El exmandatario intervino en el evento académico en respuesta a los anuncios previos de De la Espriella, quien ha planteado una reestructuración profunda de la política de paz, incluyendo la eliminación de la Unidad de Implementación del Acuerdo Final y la figura del Alto Comisionado para la Paz, con el objetivo de priorizar estrategias de seguridad. Santos fue contundente al afirmar que el acuerdo no tiene ninguna responsabilidad en la proliferación de disidencias o bandas criminales, y que quienes lo señalan están desconociendo la realidad.
Defensa del acuerdo frente a las críticas
En sus declaraciones, el expresidente subrayó que el Acuerdo de Paz no creó las disidencias ni fortaleció a las bandas criminales, como se ha sugerido en algunos sectores. “Eso es absolutamente falso. El acuerdo no creó las disidencias ni fortaleció a las bandas criminales”, afirmó Santos, quien también señaló que culpar al pacto por el accionar de estas estructuras es un error deliberado. “Culpar al acuerdo por el accionar de estas estructuras es desconocer deliberadamente la realidad, y sobre todo ignorar que lo que permite cerrarle el paso a esos grupos es precisamente implementarlo, no sabotearlo ni debilitarlo”, agregó.
“El fracaso no es del acuerdo, es de quienes han impedido que se implemente de manera integral”

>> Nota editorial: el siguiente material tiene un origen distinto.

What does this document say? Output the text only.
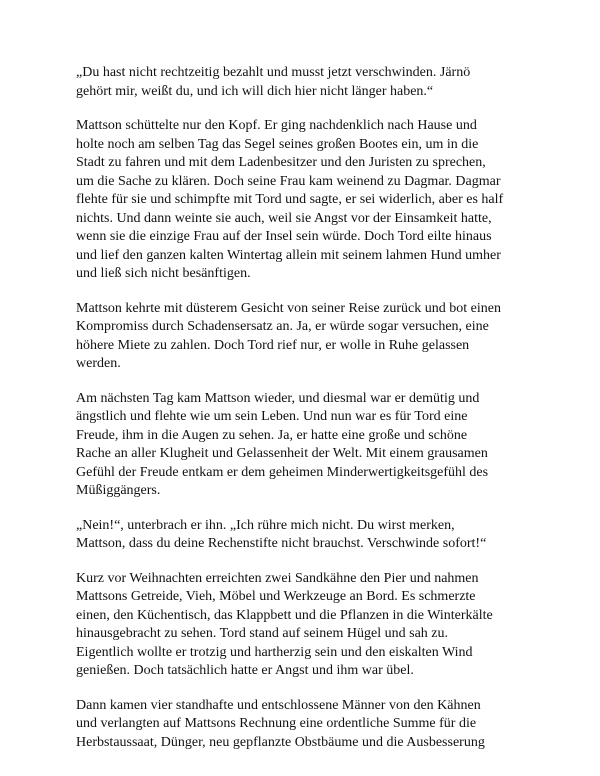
„Du hast nicht rechtzeitig bezahlt und musst jetzt verschwinden. Järnö
gehört mir, weißt du, und ich will dich hier nicht länger haben.“

Mattson schüttelte nur den Kopf. Er ging nachdenklich nach Hause und
holte noch am selben Tag das Segel seines großen Bootes ein, um in die
Stadt zu fahren und mit dem Ladenbesitzer und den Juristen zu sprechen,
um die Sache zu klären. Doch seine Frau kam weinend zu Dagmar. Dagmar
flehte für sie und schimpfte mit Tord und sagte, er sei widerlich, aber es half
nichts. Und dann weinte sie auch, weil sie Angst vor der Einsamkeit hatte,
wenn sie die einzige Frau auf der Insel sein würde. Doch Tord eilte hinaus
und lief den ganzen kalten Wintertag allein mit seinem lahmen Hund umher
und ließ sich nicht besänftigen.

Mattson kehrte mit düsterem Gesicht von seiner Reise zurück und bot einen
Kompromiss durch Schadensersatz an. Ja, er würde sogar versuchen, eine
höhere Miete zu zahlen. Doch Tord rief nur, er wolle in Ruhe gelassen
werden.

Am nächsten Tag kam Mattson wieder, und diesmal war er demütig und
ängstlich und flehte wie um sein Leben. Und nun war es für Tord eine
Freude, ihm in die Augen zu sehen. Ja, er hatte eine große und schöne
Rache an aller Klugheit und Gelassenheit der Welt. Mit einem grausamen
Gefühl der Freude entkam er dem geheimen Minderwertigkeitsgefühl des
Müßiggängers.

„Nein!“, unterbrach er ihn. „Ich rühre mich nicht. Du wirst merken,
Mattson, dass du deine Rechenstifte nicht brauchst. Verschwinde sofort!“

Kurz vor Weihnachten erreichten zwei Sandkähne den Pier und nahmen
Mattsons Getreide, Vieh, Möbel und Werkzeuge an Bord. Es schmerzte
einen, den Küchentisch, das Klappbett und die Pflanzen in die Winterkälte
hinausgebracht zu sehen. Tord stand auf seinem Hügel und sah zu.
Eigentlich wollte er trotzig und hartherzig sein und den eiskalten Wind
genießen. Doch tatsächlich hatte er Angst und ihm war übel.

Dann kamen vier standhafte und entschlossene Männer von den Kähnen
und verlangten auf Mattsons Rechnung eine ordentliche Summe für die
Herbstaussaat, Dünger, neu gepflanzte Obstbäume und die Ausbesserung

Juan Manuel Santos, expresidente y premio Nobel de Paz
El llamado de Santos se produce en un momento clave, a pocos días de la toma de posesión de Abelardo de la Espriella, programada para el próximo 7 de agosto. El expresidente insistió en que el Acuerdo Final de Paz debe ser respetado como una política de Estado, independientemente de quién ocupe la Casa de Nariño, y que su implementación es la única vía para cerrar el paso a los grupos armados que aún operan en el país. La noticia se encuentra en desarrollo, mientras se espera la reacción oficial del presidente electo ante estas declaraciones.